Verifying, adding, and committing these modules manually generally takes about five to ten minutes and can be error-prone. I don't usually stand a site up for this task, but just clone the repo locally, download the modules and move them into place with rsync. This means I can't lean on Drupal to make the right decisions for me. Mistakes are not a huge deal at this phase, but can add many minutes to an otherwise quick task (assuming we actually catch the mistake!). Mistakes might include adding D7 modules to a D6 site, putting modules in the wrong location, or adding a slightly older version of a module (perhaps with a known security flaw!). Once a mistake has been introduced, we now have to verify the mistake, maybe perform an interactive Git rebase on bad commits, and generally do more work.
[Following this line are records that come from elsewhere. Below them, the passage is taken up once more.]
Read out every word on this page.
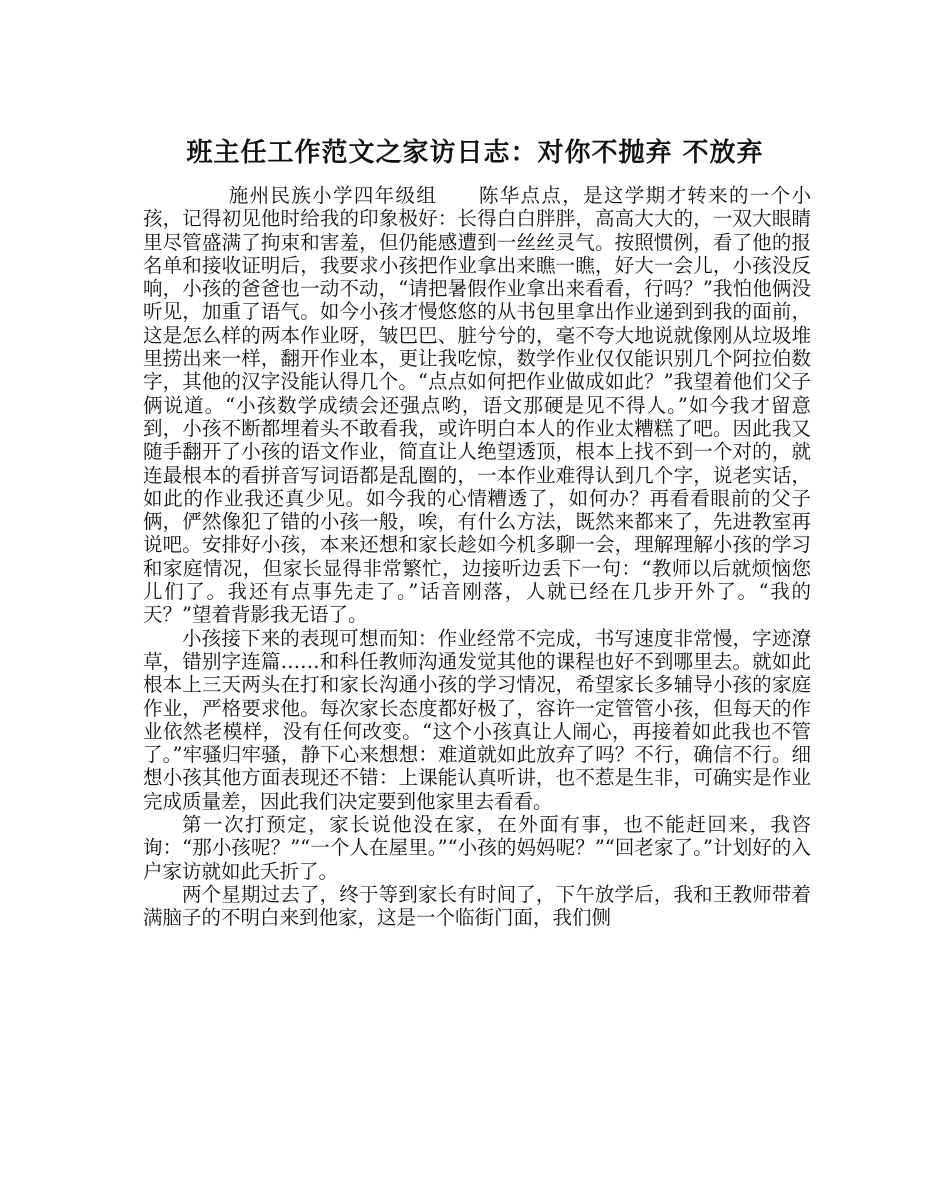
班主任工作范文之家访日志：对你不抛弃 不放弃

施州民族小学四年级组　　陈华点点，是这学期才转来的一个小孩，记得初见他时给我的印象极好：长得白白胖胖，高高大大的，一双大眼睛里尽管盛满了拘束和害羞，但仍能感遭到一丝丝灵气。按照惯例，看了他的报名单和接收证明后，我要求小孩把作业拿出来瞧一瞧，好大一会儿，小孩没反响，小孩的爸爸也一动不动，“请把暑假作业拿出来看看，行吗？”我怕他俩没听见，加重了语气。如今小孩才慢悠悠的从书包里拿出作业递到到我的面前，这是怎么样的两本作业呀，皱巴巴、脏兮兮的，毫不夸大地说就像刚从垃圾堆里捞出来一样，翻开作业本，更让我吃惊，数学作业仅仅能识别几个阿拉伯数字，其他的汉字没能认得几个。“点点如何把作业做成如此？”我望着他们父子俩说道。“小孩数学成绩会还强点哟，语文那硬是见不得人。”如今我才留意到，小孩不断都埋着头不敢看我，或许明白本人的作业太糟糕了吧。因此我又随手翻开了小孩的语文作业，简直让人绝望透顶，根本上找不到一个对的，就连最根本的看拼音写词语都是乱圈的，一本作业难得认到几个字，说老实话，如此的作业我还真少见。如今我的心情糟透了，如何办？再看看眼前的父子俩，俨然像犯了错的小孩一般，唉，有什么方法，既然来都来了，先进教室再说吧。安排好小孩，本来还想和家长趁如今机多聊一会，理解理解小孩的学习和家庭情况，但家长显得非常繁忙，边接听边丢下一句：“教师以后就烦恼您儿们了。我还有点事先走了。”话音刚落，人就已经在几步开外了。“我的天？”望着背影我无语了。

小孩接下来的表现可想而知：作业经常不完成，书写速度非常慢，字迹潦草，错别字连篇……和科任教师沟通发觉其他的课程也好不到哪里去。就如此根本上三天两头在打和家长沟通小孩的学习情况，希望家长多辅导小孩的家庭作业，严格要求他。每次家长态度都好极了，容许一定管管小孩，但每天的作业依然老模样，没有任何改变。“这个小孩真让人闹心，再接着如此我也不管了。”牢骚归牢骚，静下心来想想：难道就如此放弃了吗？不行，确信不行。细想小孩其他方面表现还不错：上课能认真听讲，也不惹是生非，可确实是作业完成质量差，因此我们决定要到他家里去看看。

第一次打预定，家长说他没在家，在外面有事，也不能赶回来，我咨询：“那小孩呢？”“一个人在屋里。”“小孩的妈妈呢？”“回老家了。”计划好的入户家访就如此夭折了。

两个星期过去了，终于等到家长有时间了，下午放学后，我和王教师带着满脑子的不明白来到他家，这是一个临街门面，我们侧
In order to ease some of the human error factor of the above scenario, and since this is repetitive and script-worthy, I decided to cobble together a bash script to automate the process. Now the whole task is much less error-prone, and takes all of 5-10 seconds to complete!

The Brainstorm

Below is the basic plan I brainstormed for how I initially thought the script should operate:

get drupal version from prompt
check if acquia_connector, fast_404, memcache already exist in the repo
check contrib modules path - contrib|community
download modules that don't exist and move into place
git add and commit each downloaded module individually
git push to origin

You'll notice that not all of the above was actually implemented/needed, but it gave a good starting point for setting up the basic mechanics of the script, and served as an anchor when I needed to reset my focus.

Gotta drush That

To simplify the process of downloading and adding the latest version of each module for the correct version of Drupal core, I decided to lean on drush, and particularly drush's ability to build out a codebase via the make command.

A few important points:

  • in Drupal 6/7, shared contributed modules are generally located at 'sites/all/modules[/contrib]'
  • drush make receives build instructions via a make file
  • since each project is evaluated individually, we need a make file for each project
  • since make files are static, we need a different set of make files for each version of Drupal, and for each contrib module path

Looking back through the repo history, you'll see that my initial approach was to generate static make files for each Drupal version, project, and project path. You'll also see that I included a secondary script to generate a new set of make files for those rare times when a codebase is using a contrib path such as 'sites/all/modules/community' or other. Fortunately, there is a better way!

A Better Way

In bash, we can define dynamic make files as heredocs. By making this shift, I was able to trim 12+ static make files along with secondary bash script down to two heredocs:

function makefile() {
  if [[ $3 == 'modules' ]]; then
    cat <<EOF
core = $1.x
api = 2

; Modules
projects[] = $2
EOF
  else
    cat <<EOF
core = $1.x
api = 2

; Modules
projects[$2][subdir] = $3
EOF
  fi
}

In order to support the shift to heredocs, I also had to convert the drush command from referencing static files to processing make files via STDIN. Thanks to this comment, I ended up with the following:

for i in "${DIFF[@]}"; do
  makefile $VERSION $i $CONTRIB \
    | $DRUSH make --no-core -y php://stdin
done

And with that, we have a powerful and dynamic bash script that will save lots of time, and can be easily expanded or improved to handle additional modules and use cases. I also set the repo up to be a collection of helpful scripts, and I very much look forward to automating away additional complexities.